Cyber deterrence: attribution and ambiguity (and certainty, too).
N2K logoSep 7, 2016

Cyber deterrence: attribution and ambiguity (and certainty, too).

Cyber deterrence is still in its infancy, roughly where nuclear deterrence was in 1950. That said, while there may be some instructive analogies with nuclear deterrence, those analogies may be imperfect at best.

Moderated by Terry Roberts (Founder & President, WhiteHawk), the panel included Shawn Henry (Crowdstrike), Dr. Greg Shannon (White House Office of Science and Technology Policy), Sean Kanuck (former National Director of Cyber, Office of the Director of National Intelligence), and Lieutenant General Kevin McLaughlin, USAF, (Deputy Commander, US Cyber Command).

Roberts invited each panelist to offer preliminary remarks. General McLaughlin began, saying that his command's top priority is to operate and defend Department of Defense networks. Protection of these networks in a broader sense would depend upon deterrence. Cyber Command is also charged with defending the nation against high-consequence cyber attacks. Deterrence, including cyber deterrence, isn't necessarily confined to "cyber nails and cyber hammers." Deterrence involves a full range of capabilities to impose costs, deny benefits, and demonstrate resilience. And cyber tools may also be used to deter adversary behavior in non-cyber areas.

Sean Kanuck stressed that he's no longer the National Intelligence Officer for Cyber, but said he'd start from that perspective. He quoted DNI Clapper on the difficulty of deterrence in cyberspace: low barriers to entry, low cost, and lack of consequences. Whether cyber attacks can, as a matter of national policy, be deterred depends upon which actor you're trying to deter. Criminals, activists, and ideologues can be handled as a law enforcement problem.

Deterring state actors is more complex, Kanuck noted. What would we do, he asked, to deter Pyongyang from repeating the Sony hack, for example? Deterrence policy necessarily rests on certainty (attribution), capability, and the credibility of our response. He noted, as had General McLaughlin, that we're not limited to retaliation in kind. There are, of course, legal threshold triggers that determine what you can do. Credibility depends on what we're prepared to do. Are we, for example, willing to go kinetic in response to the doxing of a political figure? How about manipulating an election? Probably not, but these questions have no obvious answers. Kanuck closed by saying that he thinks cyber deterrence is where nuclear deterrence was in the early 1950s. But it's harder than that, he added. Cyber conflict is "massively multipolar," and domestic threats are in some cases inextricable from international threats. And cyber tools are different from kinetic munitions. They're perishable—upgrades change effects. They need to be highly specific. They're not like a 9mm bullet or a JDAM. And cyber weapons can be immediate in their effects. This puts us in a much more precarious position than we've been with other deterrence regimes. Cyber weapons are also not discriminating, nor do they avoid targeting civilians. Finally, such weapons are unpredictable. Every operation has some unexpected consequences. The reality is that there is a wide range of actors who are not presently being deterred.

Shannon asked, from the perspective of OSTP, what a science and technology program that could serve cyber deterrence would look like. We haven't sufficiently focused, he suggested on the fact that various techniques can be effective in advancing deterrence. You want an adversary to find it difficult to discover and exploit a vulnerability. You want it to be difficult for an attack to go undetected, and you want it to be difficult to avoid attribution. Science and technology that could advance all of these desirable difficulties are on the way.
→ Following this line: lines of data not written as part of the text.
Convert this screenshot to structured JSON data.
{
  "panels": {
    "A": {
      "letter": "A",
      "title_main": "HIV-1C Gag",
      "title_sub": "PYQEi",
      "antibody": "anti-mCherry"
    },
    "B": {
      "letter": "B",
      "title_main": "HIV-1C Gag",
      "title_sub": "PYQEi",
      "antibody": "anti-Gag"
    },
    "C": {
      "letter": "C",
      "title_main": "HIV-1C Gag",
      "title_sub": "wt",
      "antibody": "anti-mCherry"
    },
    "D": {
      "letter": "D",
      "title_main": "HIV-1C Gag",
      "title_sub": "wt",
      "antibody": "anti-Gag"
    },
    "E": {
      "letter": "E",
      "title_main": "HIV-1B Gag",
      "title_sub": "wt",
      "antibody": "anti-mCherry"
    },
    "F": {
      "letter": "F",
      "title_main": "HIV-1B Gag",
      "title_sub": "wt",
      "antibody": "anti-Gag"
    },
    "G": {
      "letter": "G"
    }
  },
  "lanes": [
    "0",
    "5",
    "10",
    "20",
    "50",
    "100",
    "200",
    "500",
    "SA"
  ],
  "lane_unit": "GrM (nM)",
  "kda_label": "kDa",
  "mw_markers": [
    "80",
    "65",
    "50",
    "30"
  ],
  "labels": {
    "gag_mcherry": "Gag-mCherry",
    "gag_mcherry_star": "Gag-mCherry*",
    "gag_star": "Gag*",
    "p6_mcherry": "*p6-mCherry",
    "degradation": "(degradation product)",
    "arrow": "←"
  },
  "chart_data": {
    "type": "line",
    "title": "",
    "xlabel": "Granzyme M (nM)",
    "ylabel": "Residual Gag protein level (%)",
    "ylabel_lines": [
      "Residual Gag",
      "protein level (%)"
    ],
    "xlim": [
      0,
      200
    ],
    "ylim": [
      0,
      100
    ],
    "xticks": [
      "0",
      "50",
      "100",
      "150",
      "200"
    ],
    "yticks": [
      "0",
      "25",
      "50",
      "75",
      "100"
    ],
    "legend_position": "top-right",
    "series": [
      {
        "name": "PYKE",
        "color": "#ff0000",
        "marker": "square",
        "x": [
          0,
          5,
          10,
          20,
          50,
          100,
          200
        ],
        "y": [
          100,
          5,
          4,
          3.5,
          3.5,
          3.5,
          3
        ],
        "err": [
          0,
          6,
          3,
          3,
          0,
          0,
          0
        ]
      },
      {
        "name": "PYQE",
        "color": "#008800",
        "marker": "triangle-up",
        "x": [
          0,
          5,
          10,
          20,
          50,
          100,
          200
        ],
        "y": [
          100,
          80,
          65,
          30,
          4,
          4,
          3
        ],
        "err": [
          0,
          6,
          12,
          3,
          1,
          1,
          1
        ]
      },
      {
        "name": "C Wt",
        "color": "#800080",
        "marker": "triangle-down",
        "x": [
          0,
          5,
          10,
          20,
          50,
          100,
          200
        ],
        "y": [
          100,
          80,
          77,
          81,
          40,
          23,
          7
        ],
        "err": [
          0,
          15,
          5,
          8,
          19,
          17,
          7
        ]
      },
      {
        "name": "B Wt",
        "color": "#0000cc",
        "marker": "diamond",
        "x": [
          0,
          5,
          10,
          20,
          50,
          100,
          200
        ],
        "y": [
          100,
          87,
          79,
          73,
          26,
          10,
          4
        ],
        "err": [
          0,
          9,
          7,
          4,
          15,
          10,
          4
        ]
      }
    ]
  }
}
Taking up the other panelists' themes, Henry asserted flatly that sophisticated adversaries with time and resources will get into your networks. He believes that, if we can't prevent attacks with 100% certainly—and we can't—then we need to move to deterrence. We do so by increasing the costs to the adversary. Imposing costs goes beyond technology. It's about policy, process, and strategy. We haven't heard a lot yet about the private sector's role yet, he noted, even though the private sector is often our first line of defense. We haven't built an effective intelligence-sharing capabiltiy (not, he stressed disdainfully mere information sharing). Developing credible deterrence models is crucial, and it's essential to recognize that deterrence is going to remain an inherently governmental responsibility.

The panel closed with an extended discussion of attribution—it's difficult, but not impossible, with a discussion of the extension of the laws of armed conflict to cyberspace—still very much a work in progress, and, paradoxically, the necessity of ambiguity—you want to adversary to be confident you'll retaliate at some point and in some way, but drawing red lines is a loser's game.